Metallocene catalyst systems and their use for olefin polymerization are well known. Metallocene catalysts are single-sited and differently activated compared to conventional Ziegler-Natta catalysts. A typical metallocene catalyst system includes a metallocene catalyst, a support, and an activator. Upon attaching or “fixing” the catalyst to the support, the catalyst is generally referred to as a supported catalyst. For many polymerization processes, supported catalysts are required, and various methods for attaching metallocene catalysts to a support are known in the art. Supports suitable for use with metallocene catalyst are generally porous materials and can include organic materials, inorganic materials and inorganic oxides.
However, many supports contain reactive functionalities. In some instances, these reactive functionalities may deactivate or reduce the activity of the catalyst fixed to the support. When this occurs, the addition of more catalyst to the catalyst system may be necessary to ensure sufficient polymer production during olefin polymerization.
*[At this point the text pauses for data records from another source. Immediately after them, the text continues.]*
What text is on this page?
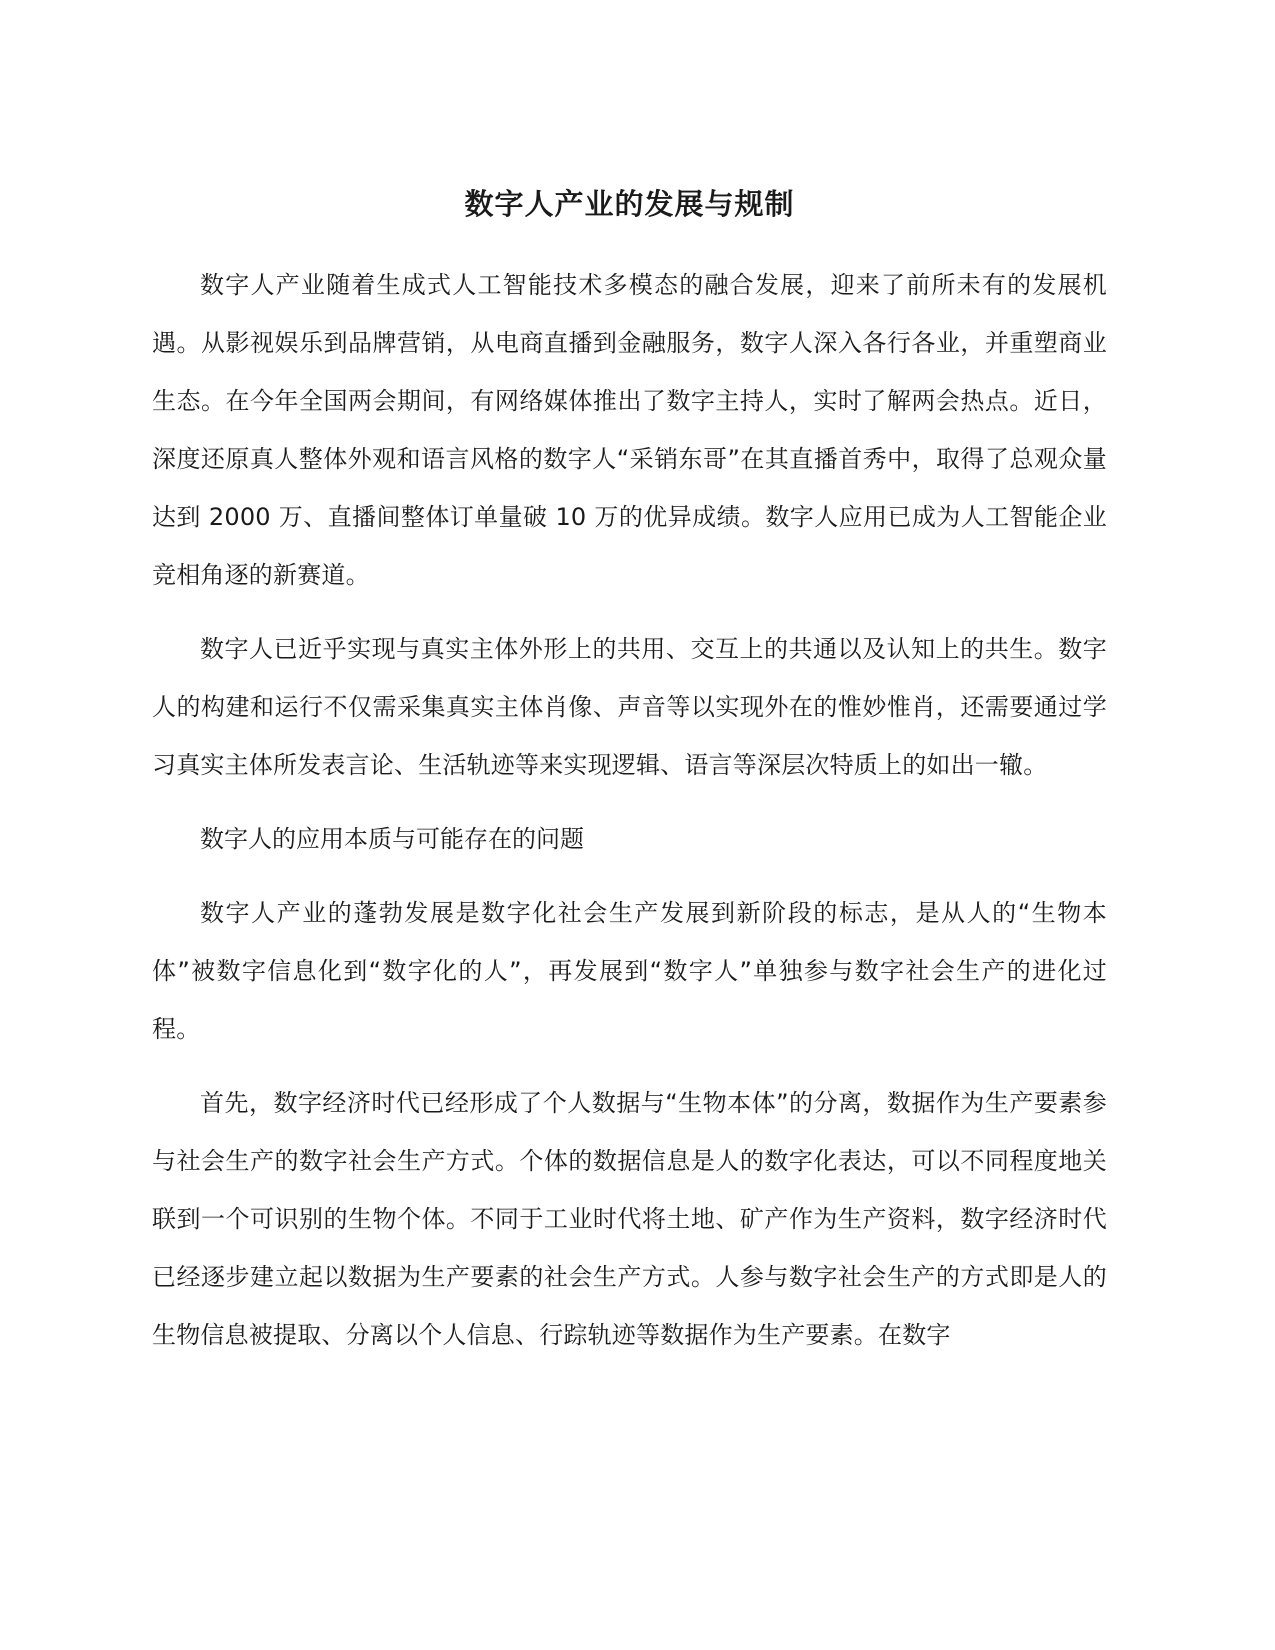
数字人产业的发展与规制

数字人产业随着生成式人工智能技术多模态的融合发展，迎来了前所未有的发展机遇。从影视娱乐到品牌营销，从电商直播到金融服务，数字人深入各行各业，并重塑商业生态。在今年全国两会期间，有网络媒体推出了数字主持人，实时了解两会热点。近日，深度还原真人整体外观和语言风格的数字人“采销东哥”在其直播首秀中，取得了总观众量达到 2000 万、直播间整体订单量破 10 万的优异成绩。数字人应用已成为人工智能企业竞相角逐的新赛道。

数字人已近乎实现与真实主体外形上的共用、交互上的共通以及认知上的共生。数字人的构建和运行不仅需采集真实主体肖像、声音等以实现外在的惟妙惟肖，还需要通过学习真实主体所发表言论、生活轨迹等来实现逻辑、语言等深层次特质上的如出一辙。

数字人的应用本质与可能存在的问题

数字人产业的蓬勃发展是数字化社会生产发展到新阶段的标志，是从人的“生物本体”被数字信息化到“数字化的人”，再发展到“数字人”单独参与数字社会生产的进化过程。

首先，数字经济时代已经形成了个人数据与“生物本体”的分离，数据作为生产要素参与社会生产的数字社会生产方式。个体的数据信息是人的数字化表达，可以不同程度地关联到一个可识别的生物个体。不同于工业时代将土地、矿产作为生产资料，数字经济时代已经逐步建立起以数据为生产要素的社会生产方式。人参与数字社会生产的方式即是人的生物信息被提取、分离以个人信息、行踪轨迹等数据作为生产要素。在数字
Increasing the catalyst concentration in the catalyst system to compensate for activity reduction caused by reactive functionalities is generally undesirable for many reasons. For instance, generally the addition of more catalyst may also require the addition of more activator. As such, increasing the concentrations of both catalyst and activator to overcome the effects of catalyst deactivation by reactive functionalities substantially increases the cost of olefin polymerization.
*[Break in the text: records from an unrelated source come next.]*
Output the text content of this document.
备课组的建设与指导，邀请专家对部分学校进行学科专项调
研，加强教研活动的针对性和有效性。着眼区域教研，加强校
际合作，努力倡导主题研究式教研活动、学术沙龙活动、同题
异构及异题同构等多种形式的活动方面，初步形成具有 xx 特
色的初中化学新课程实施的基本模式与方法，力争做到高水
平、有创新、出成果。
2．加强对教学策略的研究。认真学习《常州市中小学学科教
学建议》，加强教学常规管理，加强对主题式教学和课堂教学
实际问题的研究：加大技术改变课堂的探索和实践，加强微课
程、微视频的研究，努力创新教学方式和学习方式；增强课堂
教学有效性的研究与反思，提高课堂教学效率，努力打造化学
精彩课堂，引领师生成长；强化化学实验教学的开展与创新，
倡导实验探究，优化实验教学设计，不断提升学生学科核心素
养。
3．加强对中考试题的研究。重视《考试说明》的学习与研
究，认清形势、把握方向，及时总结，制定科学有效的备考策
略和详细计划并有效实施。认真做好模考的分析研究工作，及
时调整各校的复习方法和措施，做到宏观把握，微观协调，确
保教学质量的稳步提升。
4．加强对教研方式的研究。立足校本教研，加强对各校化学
Hydroxyl groups are an example of a reactive functionality present on some supports which deactivate metallocene catalysts. Hydroxyl groups are present on supports, such as inorganic oxides. An example of an inorganic oxide is silica gel. As such, when using silica gel to support a metallocene catalyst, it is desirable to remove, reduce or render inactive a sufficient number of the hydroxyl groups. Methods of removing or reducing hydroxyl groups include thermal and/or chemical treatments. The removal of hydroxyl groups is known as dehydroxylation.
Thermally treating or heating the support material generally avoids contamination of the support by undesirable chemicals. However, in the case of many porous supports, such as silica gel, heating the support may fail to achieve sufficient dehydroxylation. Chemically treating the support material can be expensive and may result in contamination of the support.
Thus, there remains a need for increasing the activity of supported metallocene catalyst systems. Particularly, there remains a need for improved supported metallocene catalysts wherein the reactive functionalities of the support are reduced and/or deactivated.